In a joint announcement, Otto and Traceless say they will postpone the launch of compostable shipping bags made from film. Preliminary tests went well, they say, but the live test could not start because of difficulties. There were problems with the final bonding of the bags. The bonding of the Traceless material by heat and without glue was not successful. Now the parallel development of the existing prototype and a new one is to follow.
Otto packaging expert Karla Jabben explains: “We are making progress, but the development is more complex than expected. Actually, a larger pilot test was supposed to start a few weeks ago – with a bag made of a composite material consisting of Traceless and grass paper. However, during an internal preliminary test, which we always carry out for such projects, unexpected difficulties arose. So, we decided to postpone the live test and put more time into development.”
Test phase to start in 2024
Traceless has developed the plant-based material of the coating. Anne Lamp, co-founder of Traceless explains, “But that’s not the end of the story – coating, converting, printing, folding, and gluing also need to be solved. Our aspiration is that companies can use our material on existing machines. That works – but not right away, of course, because the machines have been optimized for conventional plastics for decades.” The company also wants to ensure that all processing steps are sustainable, she says. “We found an environmentally friendly solution for the printing, the folding also worked, and it was only at the very last step that things got tricky: at the last gluing point. This step was not quite ready for series production in the last prototype. The fact that we were, therefore, not yet able to go into the test phase is, of course, a disappointment.”

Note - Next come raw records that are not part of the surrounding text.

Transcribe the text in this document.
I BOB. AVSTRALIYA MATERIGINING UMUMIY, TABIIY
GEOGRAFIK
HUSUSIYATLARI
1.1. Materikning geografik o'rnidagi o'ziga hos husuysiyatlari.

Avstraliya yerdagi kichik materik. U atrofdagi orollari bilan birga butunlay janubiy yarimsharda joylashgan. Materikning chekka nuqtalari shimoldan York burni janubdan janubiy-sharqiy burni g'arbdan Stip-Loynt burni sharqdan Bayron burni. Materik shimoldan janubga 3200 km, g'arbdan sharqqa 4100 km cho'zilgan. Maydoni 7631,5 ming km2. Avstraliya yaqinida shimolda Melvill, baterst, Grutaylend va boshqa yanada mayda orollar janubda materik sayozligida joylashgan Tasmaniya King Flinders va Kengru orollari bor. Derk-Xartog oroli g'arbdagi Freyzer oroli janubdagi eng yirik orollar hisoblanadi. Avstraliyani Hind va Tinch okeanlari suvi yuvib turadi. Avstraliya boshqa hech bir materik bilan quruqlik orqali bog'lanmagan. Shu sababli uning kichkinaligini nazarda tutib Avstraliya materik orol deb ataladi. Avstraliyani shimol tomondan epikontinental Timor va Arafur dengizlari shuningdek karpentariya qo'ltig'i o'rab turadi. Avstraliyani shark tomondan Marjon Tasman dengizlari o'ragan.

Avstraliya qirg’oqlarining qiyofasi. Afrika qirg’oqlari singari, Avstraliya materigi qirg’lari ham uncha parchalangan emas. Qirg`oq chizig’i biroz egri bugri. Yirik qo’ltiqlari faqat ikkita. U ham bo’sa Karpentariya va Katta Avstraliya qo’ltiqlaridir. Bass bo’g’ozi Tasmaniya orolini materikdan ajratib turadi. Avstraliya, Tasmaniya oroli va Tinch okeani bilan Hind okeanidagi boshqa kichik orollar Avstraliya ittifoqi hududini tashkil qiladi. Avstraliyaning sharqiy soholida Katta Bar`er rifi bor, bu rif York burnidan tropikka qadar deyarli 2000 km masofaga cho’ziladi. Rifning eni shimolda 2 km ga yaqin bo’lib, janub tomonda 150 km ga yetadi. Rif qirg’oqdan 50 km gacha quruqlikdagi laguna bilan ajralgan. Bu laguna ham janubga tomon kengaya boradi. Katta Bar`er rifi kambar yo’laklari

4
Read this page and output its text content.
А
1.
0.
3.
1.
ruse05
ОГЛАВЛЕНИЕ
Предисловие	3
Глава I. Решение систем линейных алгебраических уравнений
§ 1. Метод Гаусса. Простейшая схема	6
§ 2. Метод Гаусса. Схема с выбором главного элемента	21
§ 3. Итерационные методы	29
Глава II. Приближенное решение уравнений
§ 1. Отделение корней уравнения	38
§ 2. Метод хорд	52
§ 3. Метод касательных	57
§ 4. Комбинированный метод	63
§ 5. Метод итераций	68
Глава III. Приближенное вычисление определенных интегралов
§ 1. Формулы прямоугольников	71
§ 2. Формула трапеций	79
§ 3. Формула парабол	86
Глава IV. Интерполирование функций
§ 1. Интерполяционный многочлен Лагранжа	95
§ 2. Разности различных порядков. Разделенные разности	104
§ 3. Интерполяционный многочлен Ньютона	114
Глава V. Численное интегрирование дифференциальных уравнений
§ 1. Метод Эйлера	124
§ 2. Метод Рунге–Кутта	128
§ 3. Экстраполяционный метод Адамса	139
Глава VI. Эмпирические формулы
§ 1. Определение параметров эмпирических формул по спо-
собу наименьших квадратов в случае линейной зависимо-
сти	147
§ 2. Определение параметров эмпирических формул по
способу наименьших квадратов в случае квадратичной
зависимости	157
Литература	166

Nevertheless, both companies assure that they are still committed to the project. In 2024, they say, they will be ready for testing. “In cooperation with partners, we will now test film production at various scales and gradually optimize the traceless material, including further processing into a bag. In parallel, the variant of the current prototype made of coated paper also remains an option that we are keeping an eye on,” says Lamp. In this way, various solutions are being pursued at the same time.